The Plague of Random Capitalization

Fun and creative color alphabet with all the letters

As an editor, I encounter the same problems over and over again, regardless of the genre or the writer. 

One persistent problem is random capitalization. Although this is common from writers of all kinds, I find it most often in business writing. I think it’s part of many corporate cultures, and the people who see and do this every day at work tend to make the same mistake in other kinds of writing as well.

When should you capitalize and when should put the whole word in lowercase?
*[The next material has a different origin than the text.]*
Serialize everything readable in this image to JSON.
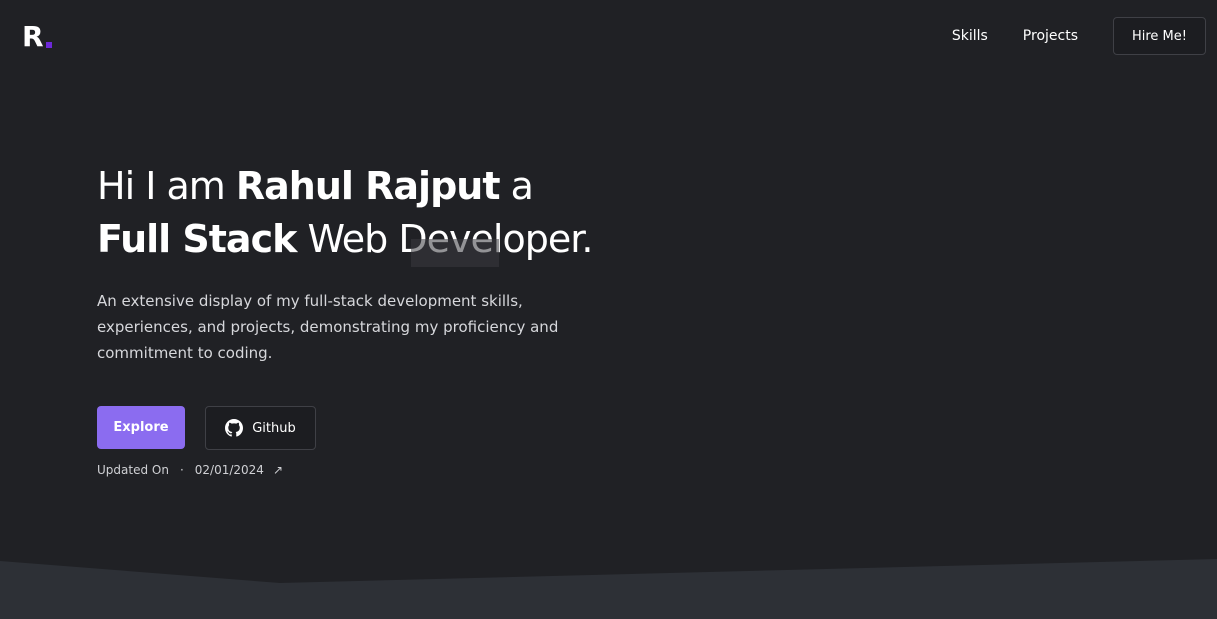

  • Names of people and places are almost always capitalized: Jane Doe, San Antonio, Texas. Follow the lead of the individual who lowercases part of  his or her name (John de Paul).
  • Titles are capitalized when they are used with the name—President Obama, but not when they are used generically—the president. Complete titles may be capitalized following the person’s name—John Smith, Chief Executive Officer, but not when used as a description—John Smith, the chief executive officer of the company.
  • Respectful forms of address—Your Honor, Mr. President, Your Excellency—are always capitalized.
  • Kinship names—mom, dad, aunt, grandmother—are lowercased unless they are used as part of or in place of a name: Mom, Uncle John, Grandma Sadie (when addressing or identifying the person by that name) but my mom, my uncle, and my grandma.
  • Names of ethnic or national groups (Americans, Hispanics, African Americans) are capitalized, but colors (white, black) are lowercased.
  • The names and titles of religious organizations, clergy, and books are capitalized, but generic descriptions are not: All Saints Anglican Church, the church, Pastor Joe, the pastor, The Holy Bible, holy book.
  • Words like nature, science, success are not capitalized unless they are part of a name or title.
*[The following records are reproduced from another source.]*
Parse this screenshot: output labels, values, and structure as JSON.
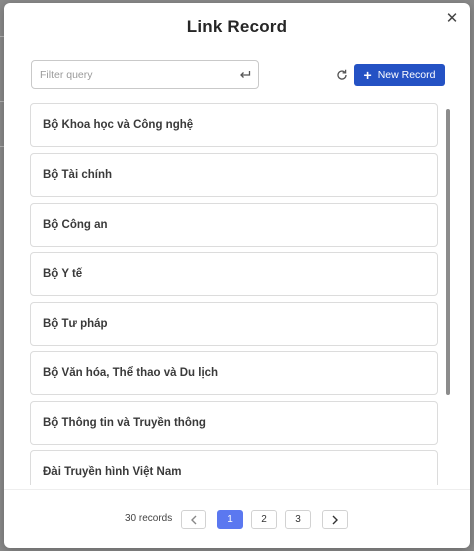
{
  "dialog": {
    "title": "Link Record",
    "close_icon": "close-icon"
  },
  "filter": {
    "placeholder": "Filter query",
    "value": "",
    "submit_icon": "enter-return-icon"
  },
  "toolbar": {
    "refresh_icon": "refresh-icon",
    "new_record_label": "New Record",
    "new_record_icon": "plus-icon",
    "accent_color": "#2452c4"
  },
  "records": [
    {
      "label": "Bộ Khoa học và Công nghệ"
    },
    {
      "label": "Bộ Tài chính"
    },
    {
      "label": "Bộ Công an"
    },
    {
      "label": "Bộ Y tế"
    },
    {
      "label": "Bộ Tư pháp"
    },
    {
      "label": "Bộ Văn hóa, Thể thao và Du lịch"
    },
    {
      "label": "Bộ Thông tin và Truyền thông"
    },
    {
      "label": "Đài Truyền hình Việt Nam"
    }
  ],
  "pagination": {
    "count_label": "30 records",
    "prev_icon": "chevron-left-icon",
    "next_icon": "chevron-right-icon",
    "pages": [
      "1",
      "2",
      "3"
    ],
    "current_page": "1",
    "active_color": "#5b78f0"
  }
}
Organizations (corporations, nonprofits, and military) often over-use capitals. They typically capitalize every title down to the lowliest position, perhaps to make the people in those positions feel important. If you are writing something for an organization that follows this practice, you should, of course, follow the company style. However, if you are writing something outside the company, follow the style of the publication or group for whom you are writing. When in doubt, don’t capitalize.

Organizations often capitalize the name of every department, every program, every process…. The best way to determine if capitalizing a word or phrase is appropriate is to determine whether it is an actual name or title of something or simply a description. The Department of Science and Technology is capitalized if that is its actual name, but the science and technology department is not. Zero Defects Quality Control Program is capitalized if that is its proper name, but the quality control program is not.

If you’re not sure about whether to capitalize a word or phrase, ask yourself, “Is this an actual name or title of something?” If so, capitalize. If the word or phrase is just a description, begin the word(s) with lowercase letters.